On the other hand, the share of student visas has increased significantly, from 9.8% of the total to 13.7%.

While Australia’s visa system has become less permanent and less focussed on skilled migration in recent years, it does not automatically follow that migrants have been taking jobs from Australians and undercutting wages.

Unders and overs

The evidence here is somewhat mixed.

Australian National University economics professor Robert Breunig, who has modelled the impact of skilled migration on employment and wages, says although migration adds to the labour supply, placing downward pressure on wages, it also tends to add to productivity, which has the opposite effect, lifting wages.

Professor Breunig found these two countervailing effects in most cases cancelled each other out.

“We found a big fat zero,” Professor Breunig told Fact Check.

Other studies have reached similar conclusions.

As useful as this analysis is, it does not entirely address the broader question raised by Senator Keneally: have lower-skilled migrants, perhaps on student or working holiday visas, been taking jobs and undercutting wages.

By its nature, this is a difficult question to answer precisely.

As the Grattan Institute’s John Daley put it in a recent paper “Australia is now running a predominantly low-skill migration system”.

“People from this system form a material proportion of the younger workforce,” Dr Daley wrote.

But assessing the impact of this is tricky. Many of these low-skilled migrants might be willing to work for less than minimum wages, and some businesses might even be geared towards paying such wages.

But according to Daley, both employers and foreign workers are unlikely to admit to this, making any data “inherently ropey”.

Where does all of this leave us?

The labour market testing regime referred to by Tudge applies to only a small share of visas issued with work rights.

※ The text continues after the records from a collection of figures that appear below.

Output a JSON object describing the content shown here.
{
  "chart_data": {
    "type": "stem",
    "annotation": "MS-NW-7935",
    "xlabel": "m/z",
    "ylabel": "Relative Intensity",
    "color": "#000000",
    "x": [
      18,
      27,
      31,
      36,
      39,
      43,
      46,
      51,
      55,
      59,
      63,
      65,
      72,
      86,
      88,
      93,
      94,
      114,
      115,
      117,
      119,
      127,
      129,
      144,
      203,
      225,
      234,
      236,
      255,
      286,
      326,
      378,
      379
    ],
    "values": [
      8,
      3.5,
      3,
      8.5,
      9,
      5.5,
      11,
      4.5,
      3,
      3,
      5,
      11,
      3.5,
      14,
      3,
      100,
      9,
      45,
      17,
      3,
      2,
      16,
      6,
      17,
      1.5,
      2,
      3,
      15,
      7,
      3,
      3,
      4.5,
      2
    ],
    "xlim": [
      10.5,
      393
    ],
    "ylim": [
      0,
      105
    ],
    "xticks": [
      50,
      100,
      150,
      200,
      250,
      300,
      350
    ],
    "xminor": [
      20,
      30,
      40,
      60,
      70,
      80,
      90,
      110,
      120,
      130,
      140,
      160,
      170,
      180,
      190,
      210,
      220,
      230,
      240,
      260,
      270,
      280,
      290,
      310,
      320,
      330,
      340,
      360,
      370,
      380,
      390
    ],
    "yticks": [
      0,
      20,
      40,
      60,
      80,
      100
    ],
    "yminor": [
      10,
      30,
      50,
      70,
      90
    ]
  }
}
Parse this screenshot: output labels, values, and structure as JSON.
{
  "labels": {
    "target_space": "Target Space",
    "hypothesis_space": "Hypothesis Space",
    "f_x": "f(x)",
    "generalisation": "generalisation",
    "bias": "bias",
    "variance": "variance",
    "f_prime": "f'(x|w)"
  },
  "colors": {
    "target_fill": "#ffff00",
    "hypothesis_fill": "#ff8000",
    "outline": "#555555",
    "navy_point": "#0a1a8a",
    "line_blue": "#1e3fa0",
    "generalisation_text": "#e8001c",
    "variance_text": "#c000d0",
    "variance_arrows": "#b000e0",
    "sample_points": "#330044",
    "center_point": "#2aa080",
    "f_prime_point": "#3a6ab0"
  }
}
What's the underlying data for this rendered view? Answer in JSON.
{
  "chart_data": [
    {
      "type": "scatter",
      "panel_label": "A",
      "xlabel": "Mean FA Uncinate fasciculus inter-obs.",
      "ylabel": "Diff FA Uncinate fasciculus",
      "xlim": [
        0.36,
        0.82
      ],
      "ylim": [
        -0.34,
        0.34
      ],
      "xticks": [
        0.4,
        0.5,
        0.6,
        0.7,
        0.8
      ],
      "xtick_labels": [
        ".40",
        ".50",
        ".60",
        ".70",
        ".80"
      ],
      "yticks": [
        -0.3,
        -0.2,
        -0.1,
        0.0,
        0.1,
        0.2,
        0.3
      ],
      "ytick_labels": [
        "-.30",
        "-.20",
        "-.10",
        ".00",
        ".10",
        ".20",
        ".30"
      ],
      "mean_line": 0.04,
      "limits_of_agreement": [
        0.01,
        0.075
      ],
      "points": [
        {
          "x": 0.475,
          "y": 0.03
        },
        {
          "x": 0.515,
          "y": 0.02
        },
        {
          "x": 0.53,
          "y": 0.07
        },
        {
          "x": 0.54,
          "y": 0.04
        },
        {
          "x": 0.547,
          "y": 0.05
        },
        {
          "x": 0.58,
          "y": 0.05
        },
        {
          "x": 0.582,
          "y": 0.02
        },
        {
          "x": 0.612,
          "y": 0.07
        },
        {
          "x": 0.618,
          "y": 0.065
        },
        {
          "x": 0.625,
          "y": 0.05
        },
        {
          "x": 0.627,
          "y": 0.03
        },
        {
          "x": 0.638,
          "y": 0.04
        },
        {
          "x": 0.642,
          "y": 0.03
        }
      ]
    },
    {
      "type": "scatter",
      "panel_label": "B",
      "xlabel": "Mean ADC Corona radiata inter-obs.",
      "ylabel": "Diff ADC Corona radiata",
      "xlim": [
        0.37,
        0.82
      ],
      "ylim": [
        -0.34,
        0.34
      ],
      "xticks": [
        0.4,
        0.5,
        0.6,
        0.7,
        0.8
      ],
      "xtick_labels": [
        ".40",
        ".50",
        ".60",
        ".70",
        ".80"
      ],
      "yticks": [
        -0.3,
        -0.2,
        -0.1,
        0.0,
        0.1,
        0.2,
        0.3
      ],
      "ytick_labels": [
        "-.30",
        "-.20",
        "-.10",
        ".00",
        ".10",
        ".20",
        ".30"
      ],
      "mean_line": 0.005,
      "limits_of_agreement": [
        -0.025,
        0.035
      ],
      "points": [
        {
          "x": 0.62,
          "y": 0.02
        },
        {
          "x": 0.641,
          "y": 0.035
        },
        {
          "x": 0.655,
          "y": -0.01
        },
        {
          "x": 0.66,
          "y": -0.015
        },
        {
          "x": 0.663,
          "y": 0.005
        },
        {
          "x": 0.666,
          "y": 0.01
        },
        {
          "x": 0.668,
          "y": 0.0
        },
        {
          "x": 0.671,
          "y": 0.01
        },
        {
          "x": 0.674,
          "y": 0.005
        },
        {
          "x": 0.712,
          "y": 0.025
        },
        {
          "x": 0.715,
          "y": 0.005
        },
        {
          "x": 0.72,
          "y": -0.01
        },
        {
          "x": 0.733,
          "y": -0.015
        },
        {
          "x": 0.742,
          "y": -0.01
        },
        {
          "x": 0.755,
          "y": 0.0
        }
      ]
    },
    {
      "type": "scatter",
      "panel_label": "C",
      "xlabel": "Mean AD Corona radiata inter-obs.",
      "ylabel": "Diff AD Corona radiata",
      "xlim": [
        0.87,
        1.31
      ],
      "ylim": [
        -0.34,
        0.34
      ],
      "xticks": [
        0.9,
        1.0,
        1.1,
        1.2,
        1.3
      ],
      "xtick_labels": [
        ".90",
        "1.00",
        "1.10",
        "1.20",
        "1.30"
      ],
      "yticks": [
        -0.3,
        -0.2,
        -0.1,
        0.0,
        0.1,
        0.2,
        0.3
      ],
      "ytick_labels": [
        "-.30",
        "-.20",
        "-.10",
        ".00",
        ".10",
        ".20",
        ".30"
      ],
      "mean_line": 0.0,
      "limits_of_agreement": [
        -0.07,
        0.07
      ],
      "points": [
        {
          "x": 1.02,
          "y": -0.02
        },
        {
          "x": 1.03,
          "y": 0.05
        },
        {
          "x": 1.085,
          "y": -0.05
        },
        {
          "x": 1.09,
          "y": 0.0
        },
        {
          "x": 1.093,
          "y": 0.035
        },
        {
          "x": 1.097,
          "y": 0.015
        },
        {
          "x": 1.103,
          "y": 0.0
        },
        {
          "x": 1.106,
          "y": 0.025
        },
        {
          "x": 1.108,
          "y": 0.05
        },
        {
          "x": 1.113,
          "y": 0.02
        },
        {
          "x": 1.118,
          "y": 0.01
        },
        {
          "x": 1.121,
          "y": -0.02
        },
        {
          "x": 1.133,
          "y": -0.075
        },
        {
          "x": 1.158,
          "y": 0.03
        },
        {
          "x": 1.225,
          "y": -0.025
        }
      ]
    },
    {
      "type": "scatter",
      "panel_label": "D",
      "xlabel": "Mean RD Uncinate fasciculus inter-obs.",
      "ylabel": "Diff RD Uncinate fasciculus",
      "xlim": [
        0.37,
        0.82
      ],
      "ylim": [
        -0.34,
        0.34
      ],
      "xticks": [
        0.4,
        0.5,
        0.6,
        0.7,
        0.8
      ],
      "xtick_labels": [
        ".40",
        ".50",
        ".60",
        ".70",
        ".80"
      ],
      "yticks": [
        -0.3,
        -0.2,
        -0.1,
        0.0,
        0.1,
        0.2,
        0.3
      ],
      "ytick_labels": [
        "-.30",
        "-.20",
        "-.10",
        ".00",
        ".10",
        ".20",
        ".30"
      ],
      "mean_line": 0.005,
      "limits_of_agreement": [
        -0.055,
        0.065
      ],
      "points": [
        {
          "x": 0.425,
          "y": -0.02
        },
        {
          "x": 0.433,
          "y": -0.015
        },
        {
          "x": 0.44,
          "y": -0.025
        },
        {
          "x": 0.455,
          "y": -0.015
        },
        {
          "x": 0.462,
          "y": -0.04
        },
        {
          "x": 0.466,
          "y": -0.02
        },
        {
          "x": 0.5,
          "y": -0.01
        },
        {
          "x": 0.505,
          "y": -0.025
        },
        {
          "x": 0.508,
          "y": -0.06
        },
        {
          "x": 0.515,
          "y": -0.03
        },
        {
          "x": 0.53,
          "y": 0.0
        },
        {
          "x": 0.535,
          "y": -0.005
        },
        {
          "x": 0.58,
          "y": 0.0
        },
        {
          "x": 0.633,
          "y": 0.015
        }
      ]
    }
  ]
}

Even then, workers from many countries are exempt to accommodate free trade agreements.

There are also some big criticisms, both from unions and business groups, who argue (for different reasons) that the system is not working as it should.

The bigger question is whether growing numbers of workers on other types of visas with work rights such as student visas could be undercutting Australian jobs.

There is some anecdotal evidence to suggest this could be the case, although it is tricky to answer empirically.